Eram inacreditáveis as notícias daquele 2 de fevereiro de 2014. Mal a morte de Philip Seymour Hoffman por overdose acabara de ser confirmada em Nova York, os principais canais de notícias informavam sobre o assassinato de Eduardo Coutinho. Parecia um filme de horror, mas, era real. Para um jornalista com um blog de cinema, a missão era escrever: primeiro sobre a tragédia e, em seguida, uma homenagem mais trabalhada.
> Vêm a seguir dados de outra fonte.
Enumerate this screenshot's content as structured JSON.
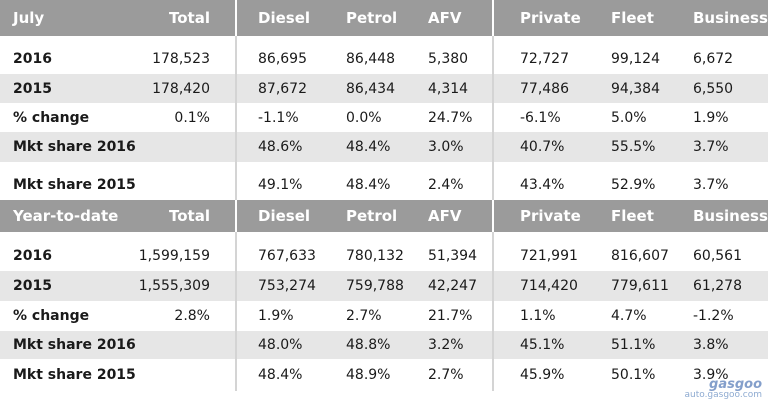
{
  "columns": [
    "Total",
    "Diesel",
    "Petrol",
    "AFV",
    "Private",
    "Fleet",
    "Business"
  ],
  "sections": [
    {
      "title": "July",
      "rows": [
        {
          "label": "2016",
          "values": [
            "178,523",
            "86,695",
            "86,448",
            "5,380",
            "72,727",
            "99,124",
            "6,672"
          ]
        },
        {
          "label": "2015",
          "values": [
            "178,420",
            "87,672",
            "86,434",
            "4,314",
            "77,486",
            "94,384",
            "6,550"
          ]
        },
        {
          "label": "% change",
          "values": [
            "0.1%",
            "-1.1%",
            "0.0%",
            "24.7%",
            "-6.1%",
            "5.0%",
            "1.9%"
          ]
        },
        {
          "label": "Mkt share 2016",
          "values": [
            "",
            "48.6%",
            "48.4%",
            "3.0%",
            "40.7%",
            "55.5%",
            "3.7%"
          ]
        },
        {
          "label": "Mkt share 2015",
          "values": [
            "",
            "49.1%",
            "48.4%",
            "2.4%",
            "43.4%",
            "52.9%",
            "3.7%"
          ]
        }
      ]
    },
    {
      "title": "Year-to-date",
      "rows": [
        {
          "label": "2016",
          "values": [
            "1,599,159",
            "767,633",
            "780,132",
            "51,394",
            "721,991",
            "816,607",
            "60,561"
          ]
        },
        {
          "label": "2015",
          "values": [
            "1,555,309",
            "753,274",
            "759,788",
            "42,247",
            "714,420",
            "779,611",
            "61,278"
          ]
        },
        {
          "label": "% change",
          "values": [
            "2.8%",
            "1.9%",
            "2.7%",
            "21.7%",
            "1.1%",
            "4.7%",
            "-1.2%"
          ]
        },
        {
          "label": "Mkt share 2016",
          "values": [
            "",
            "48.0%",
            "48.8%",
            "3.2%",
            "45.1%",
            "51.1%",
            "3.8%"
          ]
        },
        {
          "label": "Mkt share 2015",
          "values": [
            "",
            "48.4%",
            "48.9%",
            "2.7%",
            "45.9%",
            "50.1%",
            "3.9%"
          ]
        }
      ]
    }
  ],
  "watermark": {
    "logo_text": "gasgoo",
    "url_text": "auto.gasgoo.com"
  },
  "colors": {
    "header_bg": "#9b9b9b",
    "row_shade": "#e6e6e6",
    "separator": "#d4d4d4"
  }
}
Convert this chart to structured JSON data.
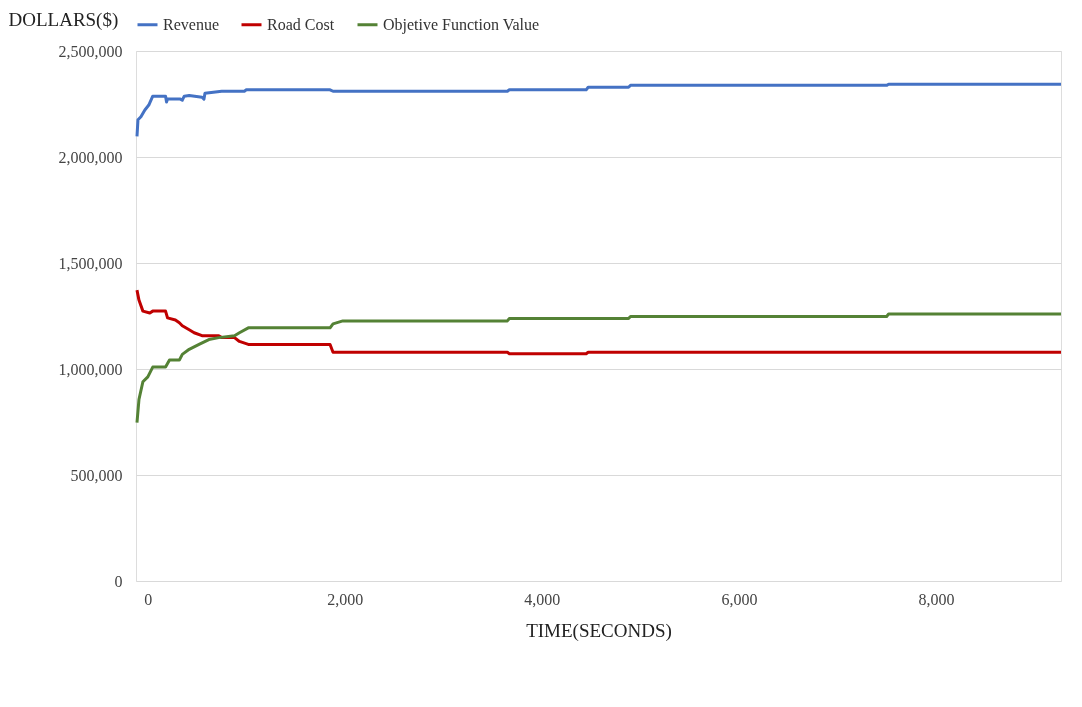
{
  "chart_data": {
    "type": "line",
    "xlabel": "TIME(SECONDS)",
    "ylabel": "DOLLARS($)",
    "xlim": [
      -120,
      9270
    ],
    "xticks": [
      0,
      {
        "value": 2000,
        "label": "2,000"
      },
      {
        "value": 4000,
        "label": "4,000"
      },
      {
        "value": 6000,
        "label": "6,000"
      },
      {
        "value": 8000,
        "label": "8,000"
      }
    ],
    "ylim": [
      0,
      2500000
    ],
    "yticks": [
      0,
      {
        "value": 500000,
        "label": "500,000"
      },
      {
        "value": 1000000,
        "label": "1,000,000"
      },
      {
        "value": 1500000,
        "label": "1,500,000"
      },
      {
        "value": 2000000,
        "label": "2,000,000"
      },
      {
        "value": 2500000,
        "label": "2,500,000"
      }
    ],
    "grid": "y",
    "legend": "top",
    "line_style": "solid",
    "series": [
      {
        "name": "Revenue",
        "color": "#4472c4",
        "x": [
          -110,
          -100,
          -70,
          -30,
          10,
          50,
          180,
          190,
          200,
          330,
          350,
          370,
          420,
          550,
          570,
          580,
          750,
          980,
          1000,
          1850,
          1880,
          3650,
          3670,
          4450,
          4470,
          4880,
          4900,
          7500,
          7520,
          9270
        ],
        "values": [
          2097000,
          2176000,
          2190000,
          2222000,
          2245000,
          2287000,
          2287000,
          2259000,
          2273000,
          2273000,
          2268000,
          2287000,
          2290000,
          2282000,
          2273000,
          2301000,
          2310000,
          2310000,
          2317000,
          2317000,
          2310000,
          2310000,
          2317000,
          2317000,
          2329000,
          2329000,
          2338000,
          2338000,
          2343000,
          2343000
        ]
      },
      {
        "name": "Road Cost",
        "color": "#c00000",
        "x": [
          -110,
          -90,
          -50,
          20,
          50,
          180,
          200,
          280,
          320,
          350,
          420,
          470,
          550,
          720,
          750,
          880,
          930,
          1020,
          1850,
          1880,
          3650,
          3670,
          4450,
          4470,
          9270
        ],
        "values": [
          1372000,
          1325000,
          1273000,
          1264000,
          1273000,
          1273000,
          1241000,
          1231000,
          1218000,
          1204000,
          1185000,
          1171000,
          1157000,
          1157000,
          1148000,
          1148000,
          1130000,
          1116000,
          1116000,
          1079000,
          1079000,
          1072000,
          1072000,
          1079000,
          1079000
        ]
      },
      {
        "name": "Objetive Function Value",
        "color": "#548235",
        "x": [
          -110,
          -90,
          -50,
          0,
          50,
          180,
          220,
          320,
          350,
          420,
          520,
          620,
          720,
          880,
          930,
          1020,
          1850,
          1880,
          1980,
          3650,
          3670,
          4880,
          4900,
          7500,
          7520,
          9270
        ],
        "values": [
          747000,
          856000,
          940000,
          963000,
          1009000,
          1009000,
          1042000,
          1042000,
          1069000,
          1093000,
          1116000,
          1139000,
          1148000,
          1157000,
          1171000,
          1194000,
          1194000,
          1213000,
          1227000,
          1227000,
          1238000,
          1238000,
          1248000,
          1248000,
          1259000,
          1259000
        ]
      }
    ]
  }
}
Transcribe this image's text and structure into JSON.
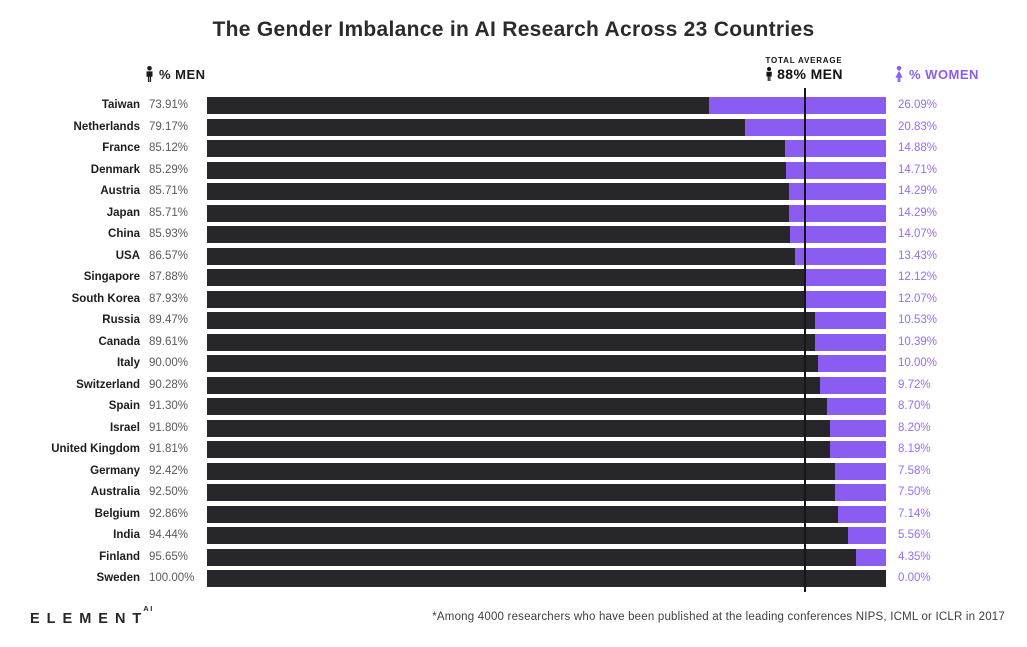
{
  "title": "The Gender Imbalance in AI Research Across 23 Countries",
  "legend": {
    "men_label": "% MEN",
    "women_label": "% WOMEN"
  },
  "average": {
    "label_line1": "TOTAL AVERAGE",
    "label_line2": "88% MEN",
    "value_pct": 88
  },
  "footer": {
    "logo_text": "ELEMENT",
    "logo_superscript": "AI",
    "footnote": "*Among 4000 researchers who have been published at the leading conferences NIPS, ICML or ICLR in 2017"
  },
  "colors": {
    "men_bar": "#27272b",
    "women_bar": "#8a5cf2",
    "women_text": "#9a6cf2",
    "average_line": "#161616"
  },
  "chart_data": {
    "type": "bar",
    "orientation": "horizontal-stacked",
    "title": "The Gender Imbalance in AI Research Across 23 Countries",
    "xlabel": "",
    "ylabel": "",
    "xlim": [
      0,
      100
    ],
    "grid": false,
    "legend_position": "top",
    "average_line_pct": 88,
    "categories": [
      "Taiwan",
      "Netherlands",
      "France",
      "Denmark",
      "Austria",
      "Japan",
      "China",
      "USA",
      "Singapore",
      "South Korea",
      "Russia",
      "Canada",
      "Italy",
      "Switzerland",
      "Spain",
      "Israel",
      "United Kingdom",
      "Germany",
      "Australia",
      "Belgium",
      "India",
      "Finland",
      "Sweden"
    ],
    "series": [
      {
        "name": "% MEN",
        "values": [
          73.91,
          79.17,
          85.12,
          85.29,
          85.71,
          85.71,
          85.93,
          86.57,
          87.88,
          87.93,
          89.47,
          89.61,
          90.0,
          90.28,
          91.3,
          91.8,
          91.81,
          92.42,
          92.5,
          92.86,
          94.44,
          95.65,
          100.0
        ]
      },
      {
        "name": "% WOMEN",
        "values": [
          26.09,
          20.83,
          14.88,
          14.71,
          14.29,
          14.29,
          14.07,
          13.43,
          12.12,
          12.07,
          10.53,
          10.39,
          10.0,
          9.72,
          8.7,
          8.2,
          8.19,
          7.58,
          7.5,
          7.14,
          5.56,
          4.35,
          0.0
        ]
      }
    ],
    "men_labels": [
      "73.91%",
      "79.17%",
      "85.12%",
      "85.29%",
      "85.71%",
      "85.71%",
      "85.93%",
      "86.57%",
      "87.88%",
      "87.93%",
      "89.47%",
      "89.61%",
      "90.00%",
      "90.28%",
      "91.30%",
      "91.80%",
      "91.81%",
      "92.42%",
      "92.50%",
      "92.86%",
      "94.44%",
      "95.65%",
      "100.00%"
    ],
    "women_labels": [
      "26.09%",
      "20.83%",
      "14.88%",
      "14.71%",
      "14.29%",
      "14.29%",
      "14.07%",
      "13.43%",
      "12.12%",
      "12.07%",
      "10.53%",
      "10.39%",
      "10.00%",
      "9.72%",
      "8.70%",
      "8.20%",
      "8.19%",
      "7.58%",
      "7.50%",
      "7.14%",
      "5.56%",
      "4.35%",
      "0.00%"
    ]
  }
}
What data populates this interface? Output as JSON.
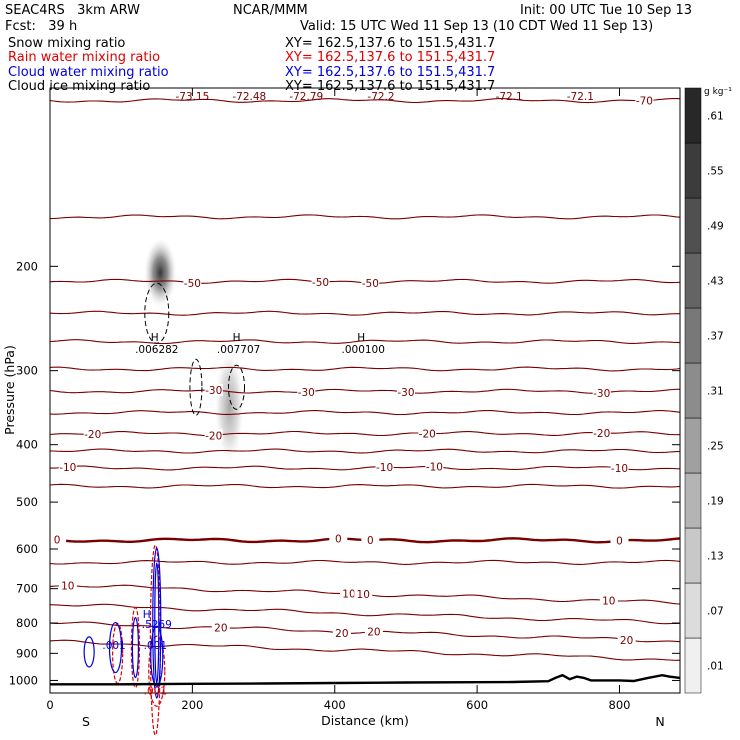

Terminados os respectivos posts, a sensação de vazio e tristeza se abateu em mim como se somente naquele momento pudesse realmente entender o que aconteceu e aceitar que os verbos para falar de Hoffman e Coutinho somente aceitariam as definições relativas a pretérito daquele dia em diante. O que mais me afligiu, entretanto, foi notar que o mundo seguia naturalmente. Pessoas nas ruas ou nos shoppings nem faziam ideia de que o Brasil perdia naquele dia um de seus maiores nomes da área cultural. Era mais um dia de domingo.

Sensação semelhante trouxe o dia 27 de agosto deste ano (dentro, óbvio, de uma escala BEM menor em relação ao fato citado acima). O anúncio do fim das atividades do Cinema em Cena deveria ser uma notícia para arrasar quem gosta de trabalhos de qualidade dentro do jornalismo e do universo da Internet. Afinal de contas, o site mineiro traz consigo uma história de 17 anos com um pioneirismo na cobertura da sétima arte.

Conheci o Cinema em Cena na época em que Internet era artigo de luxo no Brasil e acessá-la significava ficar sem usar o telefone. Havia um Charlie Chaplin na ponta esquerda superior da página principal e o layout arrumado chamava a atenção quando a maioria dos sites nem se importavam com isso pela prioridade de estar online. E havia Pablo Villaça. A facilidade da escrita do crítico mineiro tornava os textos obrigatórios de serem lidos após se assistir qualquer filme no início de minha vida cinéfila aos 12, 13 anos. Entre todas as análises, nenhuma me marcou mais que a crítica sobre “Magnólia”, uma dissecação sobre cada frase, ângulo, atuação e mensagens passadas pela obra-prima de Paul Thomas Anderson.

Se o Cinema em Cena reinava no começo do século atual devido à qualidade do material (a seção Cinenews era algo absurdo pela riqueza de informações) e os textos de Villaça, o avanço da Internet no Brasil e a crise no mercado impresso para publicações culturais levaram a criação de sites concorrentes de extrema qualidade. Cineplayers, Cineclick, Críticos.com.br, Adoro Cinema, Omelete elevaram ainda mais a discussão sobre cinema no mundo virtual.

O encerramento do Cinema em Cena anunciado pelo editor-chefe do site, Renato Silveira, deixa uma marca triste para a cultura brasileira. Independente de opiniões pessoais sobre os rumos seguidos pelo Pablo Villaça ao longo dos anos ou se tinha/tem outros espaços melhores na Internet sobre o tema, a perda do site fecha mais uma porta de reflexão e debate sobre arte no país. Sim, há muitos outros blogs/sites, mas, poucos reúnem um grau de relevância tão grande e com profissionais competentes (Antônio Tinôco, Stepanhia Amaral, os próprios Silveira e Villaça, além, claro, da colaboração amazonense de Isabel Wittmann na coluna “Vestindo o Filme”) como o C&C.

A comoção nas redes sociais e na seção de comentários foi grande a ponto de leitores sugerirem a criação de um crowdfunding (financiamento coletivo) para manter o site no ar. A notícia, porém, não chegou a causar grande impacto fora do circuito cinéfilo como se perder um espaço tradicional fosse algo normal. Nada de tristeza no meio de pessoas da área do cinema, muito menos de outros críticos. A vida seguiu e, caso não haja nenhuma novidade bombástica nas próximas semanas, o Cinema em Cena, igual a Revista Set, será conjugado no pretérito.

Para um país que fala tanto sobre mudanças, pouco ligamos para quem nos faz refletir.